MAZ vom 06.06.2006

Lauter kleine Rolande Erzieherin eröffnet Privatkita in der Bäckerstraße – und zieht unters Dach

von ULRICH WANGEMANN

Der akute Mangel an Kita-Plätzen in der Innenstadt erfährt ab September Linderung. Dann eröffnet in der Bäckerstraße 30/31 die private Kindertagesstätte „Roländchen“ mit einer Kapazität von 35 Plätzen. Das Jugendamt hat die Betreiber ausdrücklich in dem Vorhaben bestärkt, da die Stadt aus Platznot die längst zur Schließung vorgesehene Kita „Gertrud Piter“ offen halten muss.

„Wir füllen in der Innenstadt eine Marktlücke – das Jugendamt hat uns bestätigt, dass die Einrichtung angesichts der Nachfrage rentabel arbeiten kann“, sagt Leiterin Sybille Müller. Anders als viele Konkurrenten nimmt die Kita „Roländchen“ Kinder schon im ersten Lebensjahr auf. Zudem können Eltern ihre Kleinen ab 5.30 Uhr abgeben. Um 19 Uhr ist Schluss.
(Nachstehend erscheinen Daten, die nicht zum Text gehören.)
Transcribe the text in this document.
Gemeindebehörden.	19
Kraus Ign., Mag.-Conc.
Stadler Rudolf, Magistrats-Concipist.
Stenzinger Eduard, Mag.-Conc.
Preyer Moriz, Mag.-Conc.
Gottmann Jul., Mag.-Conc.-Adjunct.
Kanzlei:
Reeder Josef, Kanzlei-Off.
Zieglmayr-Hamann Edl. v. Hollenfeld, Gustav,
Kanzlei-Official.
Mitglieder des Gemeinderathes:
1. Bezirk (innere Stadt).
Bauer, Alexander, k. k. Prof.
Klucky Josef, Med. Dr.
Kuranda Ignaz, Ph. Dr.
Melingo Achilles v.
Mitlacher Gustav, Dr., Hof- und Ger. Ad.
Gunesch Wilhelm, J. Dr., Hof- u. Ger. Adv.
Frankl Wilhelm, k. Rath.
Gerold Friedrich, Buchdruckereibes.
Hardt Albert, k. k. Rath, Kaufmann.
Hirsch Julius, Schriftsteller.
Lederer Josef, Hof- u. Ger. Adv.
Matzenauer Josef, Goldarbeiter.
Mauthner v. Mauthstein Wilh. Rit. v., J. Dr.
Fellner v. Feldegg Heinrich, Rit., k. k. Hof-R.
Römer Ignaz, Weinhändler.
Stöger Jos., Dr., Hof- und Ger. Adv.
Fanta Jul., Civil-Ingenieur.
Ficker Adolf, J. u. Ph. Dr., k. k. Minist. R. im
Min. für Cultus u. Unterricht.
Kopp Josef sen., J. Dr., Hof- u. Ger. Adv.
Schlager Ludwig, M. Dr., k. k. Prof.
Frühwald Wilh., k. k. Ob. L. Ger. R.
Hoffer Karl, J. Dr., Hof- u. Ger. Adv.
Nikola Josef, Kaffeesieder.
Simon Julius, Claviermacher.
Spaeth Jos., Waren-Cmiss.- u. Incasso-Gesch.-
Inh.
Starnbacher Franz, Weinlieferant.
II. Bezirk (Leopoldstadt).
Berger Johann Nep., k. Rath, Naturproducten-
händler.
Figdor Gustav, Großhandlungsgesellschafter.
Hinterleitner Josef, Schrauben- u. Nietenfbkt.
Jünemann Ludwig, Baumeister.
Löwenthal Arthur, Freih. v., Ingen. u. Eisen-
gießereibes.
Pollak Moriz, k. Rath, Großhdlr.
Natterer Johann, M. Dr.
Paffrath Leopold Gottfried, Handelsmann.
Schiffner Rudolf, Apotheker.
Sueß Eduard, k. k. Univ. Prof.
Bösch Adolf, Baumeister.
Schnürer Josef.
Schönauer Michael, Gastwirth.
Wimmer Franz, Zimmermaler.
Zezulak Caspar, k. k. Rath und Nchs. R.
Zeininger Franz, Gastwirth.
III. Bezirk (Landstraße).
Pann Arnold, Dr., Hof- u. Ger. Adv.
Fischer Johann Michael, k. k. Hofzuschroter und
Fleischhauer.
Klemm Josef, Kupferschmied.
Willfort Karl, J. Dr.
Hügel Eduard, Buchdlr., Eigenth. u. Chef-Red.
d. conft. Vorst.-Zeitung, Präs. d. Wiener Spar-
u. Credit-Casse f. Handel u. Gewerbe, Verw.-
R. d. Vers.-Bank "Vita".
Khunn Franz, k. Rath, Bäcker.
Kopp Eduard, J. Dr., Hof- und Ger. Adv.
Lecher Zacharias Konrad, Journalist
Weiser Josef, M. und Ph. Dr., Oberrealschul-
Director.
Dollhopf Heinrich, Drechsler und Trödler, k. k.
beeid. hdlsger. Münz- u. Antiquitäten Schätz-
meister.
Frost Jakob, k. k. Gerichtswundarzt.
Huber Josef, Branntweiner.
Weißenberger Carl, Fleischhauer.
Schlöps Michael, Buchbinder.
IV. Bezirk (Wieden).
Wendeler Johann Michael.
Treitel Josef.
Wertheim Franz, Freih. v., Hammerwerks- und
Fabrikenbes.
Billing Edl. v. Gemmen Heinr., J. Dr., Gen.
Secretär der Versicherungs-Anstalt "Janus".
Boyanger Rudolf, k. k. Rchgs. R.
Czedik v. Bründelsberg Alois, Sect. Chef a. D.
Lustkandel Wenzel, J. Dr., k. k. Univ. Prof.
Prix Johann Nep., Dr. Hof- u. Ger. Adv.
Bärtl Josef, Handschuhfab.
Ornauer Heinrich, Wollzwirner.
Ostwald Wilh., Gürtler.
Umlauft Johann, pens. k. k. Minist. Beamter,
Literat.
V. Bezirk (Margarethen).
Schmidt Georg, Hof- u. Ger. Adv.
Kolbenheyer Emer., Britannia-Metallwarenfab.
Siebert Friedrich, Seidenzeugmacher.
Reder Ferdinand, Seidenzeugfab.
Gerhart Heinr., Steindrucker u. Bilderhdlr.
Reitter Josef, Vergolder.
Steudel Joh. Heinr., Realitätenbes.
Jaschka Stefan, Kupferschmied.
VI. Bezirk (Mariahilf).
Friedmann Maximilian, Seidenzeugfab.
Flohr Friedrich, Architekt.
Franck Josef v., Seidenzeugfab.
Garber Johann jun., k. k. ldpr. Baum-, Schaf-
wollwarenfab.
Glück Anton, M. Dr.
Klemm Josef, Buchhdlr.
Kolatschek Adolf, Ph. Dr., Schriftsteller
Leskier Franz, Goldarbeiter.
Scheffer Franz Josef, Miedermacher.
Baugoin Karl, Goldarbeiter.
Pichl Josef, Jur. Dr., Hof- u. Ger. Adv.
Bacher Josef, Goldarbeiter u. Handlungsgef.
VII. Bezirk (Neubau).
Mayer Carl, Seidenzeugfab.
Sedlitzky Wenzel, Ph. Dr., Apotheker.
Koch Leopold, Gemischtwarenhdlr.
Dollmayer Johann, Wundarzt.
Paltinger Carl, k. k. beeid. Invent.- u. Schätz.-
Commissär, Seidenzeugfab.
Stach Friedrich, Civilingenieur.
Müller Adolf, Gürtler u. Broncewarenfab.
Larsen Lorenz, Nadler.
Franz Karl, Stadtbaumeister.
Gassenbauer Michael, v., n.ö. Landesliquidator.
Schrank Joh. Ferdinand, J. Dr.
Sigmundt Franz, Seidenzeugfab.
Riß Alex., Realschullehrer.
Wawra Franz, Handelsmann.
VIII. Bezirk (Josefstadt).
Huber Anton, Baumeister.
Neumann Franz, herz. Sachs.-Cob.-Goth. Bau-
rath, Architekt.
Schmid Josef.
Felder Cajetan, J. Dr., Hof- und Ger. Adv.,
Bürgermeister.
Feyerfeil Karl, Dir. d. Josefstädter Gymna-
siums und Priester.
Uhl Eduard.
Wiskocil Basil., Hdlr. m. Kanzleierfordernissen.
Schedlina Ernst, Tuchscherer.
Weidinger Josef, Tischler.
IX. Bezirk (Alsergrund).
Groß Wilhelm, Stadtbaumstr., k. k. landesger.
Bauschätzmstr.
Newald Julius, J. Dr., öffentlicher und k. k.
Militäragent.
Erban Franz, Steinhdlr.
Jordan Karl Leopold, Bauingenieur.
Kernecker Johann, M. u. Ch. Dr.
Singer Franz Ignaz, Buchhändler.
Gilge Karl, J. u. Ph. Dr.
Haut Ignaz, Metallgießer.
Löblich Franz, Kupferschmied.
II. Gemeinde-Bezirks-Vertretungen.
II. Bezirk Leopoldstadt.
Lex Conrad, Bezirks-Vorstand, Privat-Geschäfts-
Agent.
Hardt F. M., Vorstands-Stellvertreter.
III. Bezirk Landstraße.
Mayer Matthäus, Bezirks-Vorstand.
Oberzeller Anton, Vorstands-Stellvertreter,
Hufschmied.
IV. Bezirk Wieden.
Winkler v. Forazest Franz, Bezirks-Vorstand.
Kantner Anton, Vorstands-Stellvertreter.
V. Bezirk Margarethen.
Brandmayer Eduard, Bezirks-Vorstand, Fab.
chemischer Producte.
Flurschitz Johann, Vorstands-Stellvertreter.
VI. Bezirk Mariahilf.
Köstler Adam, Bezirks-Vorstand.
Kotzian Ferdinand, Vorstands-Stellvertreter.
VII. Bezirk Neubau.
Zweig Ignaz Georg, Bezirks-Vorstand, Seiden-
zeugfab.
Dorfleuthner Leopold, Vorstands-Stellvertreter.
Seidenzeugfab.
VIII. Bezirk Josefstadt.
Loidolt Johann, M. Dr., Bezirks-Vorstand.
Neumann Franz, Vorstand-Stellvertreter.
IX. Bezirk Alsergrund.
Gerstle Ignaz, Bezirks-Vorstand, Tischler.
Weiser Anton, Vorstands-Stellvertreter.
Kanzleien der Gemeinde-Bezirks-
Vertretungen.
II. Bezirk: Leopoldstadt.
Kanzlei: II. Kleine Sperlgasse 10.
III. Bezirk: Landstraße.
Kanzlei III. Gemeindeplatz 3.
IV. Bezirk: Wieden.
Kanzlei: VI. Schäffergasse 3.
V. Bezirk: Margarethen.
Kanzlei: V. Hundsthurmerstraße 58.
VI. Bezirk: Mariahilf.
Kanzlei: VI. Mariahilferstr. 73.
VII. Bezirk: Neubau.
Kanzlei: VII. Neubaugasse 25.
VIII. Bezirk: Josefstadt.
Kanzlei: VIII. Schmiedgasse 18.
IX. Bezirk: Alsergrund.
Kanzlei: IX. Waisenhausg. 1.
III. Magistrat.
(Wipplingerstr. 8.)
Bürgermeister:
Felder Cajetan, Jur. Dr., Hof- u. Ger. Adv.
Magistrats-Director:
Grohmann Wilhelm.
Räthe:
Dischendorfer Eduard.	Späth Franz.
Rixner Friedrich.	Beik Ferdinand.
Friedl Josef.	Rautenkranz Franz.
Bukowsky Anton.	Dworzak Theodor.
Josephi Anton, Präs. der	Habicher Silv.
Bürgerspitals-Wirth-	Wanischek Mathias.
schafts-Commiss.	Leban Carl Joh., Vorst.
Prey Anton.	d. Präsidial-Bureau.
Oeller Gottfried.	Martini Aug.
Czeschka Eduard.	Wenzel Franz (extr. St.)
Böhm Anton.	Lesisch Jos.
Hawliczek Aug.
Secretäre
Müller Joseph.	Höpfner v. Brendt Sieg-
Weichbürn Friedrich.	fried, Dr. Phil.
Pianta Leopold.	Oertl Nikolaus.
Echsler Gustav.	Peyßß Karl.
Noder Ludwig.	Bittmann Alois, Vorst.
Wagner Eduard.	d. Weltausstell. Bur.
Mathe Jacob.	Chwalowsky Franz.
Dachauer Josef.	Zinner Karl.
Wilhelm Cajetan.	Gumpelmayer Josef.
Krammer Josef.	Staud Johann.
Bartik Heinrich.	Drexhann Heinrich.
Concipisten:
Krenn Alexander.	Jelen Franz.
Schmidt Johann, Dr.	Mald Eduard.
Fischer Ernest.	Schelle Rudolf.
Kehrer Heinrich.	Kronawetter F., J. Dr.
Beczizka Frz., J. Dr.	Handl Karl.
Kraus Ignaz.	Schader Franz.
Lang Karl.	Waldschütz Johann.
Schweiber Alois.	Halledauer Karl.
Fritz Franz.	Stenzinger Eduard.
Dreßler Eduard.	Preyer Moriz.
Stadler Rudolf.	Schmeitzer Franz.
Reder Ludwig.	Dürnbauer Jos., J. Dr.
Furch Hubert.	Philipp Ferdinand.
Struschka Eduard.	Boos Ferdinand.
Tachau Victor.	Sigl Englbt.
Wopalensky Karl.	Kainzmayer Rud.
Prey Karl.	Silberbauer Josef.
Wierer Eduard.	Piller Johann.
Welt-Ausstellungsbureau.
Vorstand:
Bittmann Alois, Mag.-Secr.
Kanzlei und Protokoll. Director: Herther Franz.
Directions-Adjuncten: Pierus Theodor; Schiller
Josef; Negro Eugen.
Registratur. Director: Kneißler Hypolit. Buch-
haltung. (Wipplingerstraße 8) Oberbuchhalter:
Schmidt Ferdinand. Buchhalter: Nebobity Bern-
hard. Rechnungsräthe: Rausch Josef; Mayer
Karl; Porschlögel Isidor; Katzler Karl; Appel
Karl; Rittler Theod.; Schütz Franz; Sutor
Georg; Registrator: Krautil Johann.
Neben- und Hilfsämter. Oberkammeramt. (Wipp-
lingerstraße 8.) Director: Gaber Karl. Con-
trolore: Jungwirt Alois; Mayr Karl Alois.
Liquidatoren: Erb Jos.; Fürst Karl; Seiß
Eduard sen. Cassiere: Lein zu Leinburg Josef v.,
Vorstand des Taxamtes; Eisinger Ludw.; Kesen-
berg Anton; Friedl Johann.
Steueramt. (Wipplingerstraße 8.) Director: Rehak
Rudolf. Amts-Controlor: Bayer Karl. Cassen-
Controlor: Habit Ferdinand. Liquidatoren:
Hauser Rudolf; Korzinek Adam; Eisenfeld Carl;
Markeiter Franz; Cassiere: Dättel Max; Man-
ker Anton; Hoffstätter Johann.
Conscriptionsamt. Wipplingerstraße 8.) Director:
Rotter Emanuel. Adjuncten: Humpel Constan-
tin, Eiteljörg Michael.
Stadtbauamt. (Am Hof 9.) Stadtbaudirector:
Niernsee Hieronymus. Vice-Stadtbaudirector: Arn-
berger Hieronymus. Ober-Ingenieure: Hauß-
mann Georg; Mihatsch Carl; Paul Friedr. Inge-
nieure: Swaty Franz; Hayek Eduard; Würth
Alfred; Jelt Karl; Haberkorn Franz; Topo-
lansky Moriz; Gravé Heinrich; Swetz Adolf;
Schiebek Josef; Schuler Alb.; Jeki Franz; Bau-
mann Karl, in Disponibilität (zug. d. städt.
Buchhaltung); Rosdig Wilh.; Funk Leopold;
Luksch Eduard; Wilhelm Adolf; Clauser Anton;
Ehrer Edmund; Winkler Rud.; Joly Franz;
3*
Die 33-jährige Erzieherin wird die 35-Platz-Einrichtung nicht nur leiten, sondern auch über den Spielräumen schlafen – Müllers haben das ehemalige Kreisarchiv gekauft und sind gerade dabei, es zu renovieren. „Meinem Mann war das leer stehende Haus aufgefallen – da haben wir es kurz entschlossen gekauft“, sagt die Pädagogin. Der Kita-Komplex wird von der Bäckerstraße bis zur Fischerstraße reichen. Teil der Anlage ist ein großer Innenhof. Damit kann die Kita die Auflagen des Jugendamtes hinsichtlich der Größe des Freigeländes erfüllen.

Bei so viel privatem Engagement möchte die zweifache Mutter den Kurs der Kita gemeinsam mit ihren zwei Kollegen selbst bestimmen. Einen Verein wird sie nicht gründen. Die Kita bleibt ein rein privates Unternehmen. „Der Schritt hat viel mit Selbstverwirklichung zu tun“, sagt Müller, die derzeit noch in einer Kita mit 170 Plätzen angestellt ist. „Ich möchte die Vorstellungen durchsetzen, die ich von der Arbeit mit Kindern habe – das hat mit individueller Betreuung zu tun, wie sie in Riesenkitas kaum möglich ist“, so Müller. Inhaltlich wird sich die Kita an den Ideen der Reggio-Pädagogik orientieren. Das heißt: Alle Räume werden stets offen und nach Themen eingerichtet sein (etwa „Naturwissenschaften“, oder „Musik“). Die Kinder können spielen, wo sie möchten. Einen Schwerpunkt will die Leiterin auf Spracherziehung legen.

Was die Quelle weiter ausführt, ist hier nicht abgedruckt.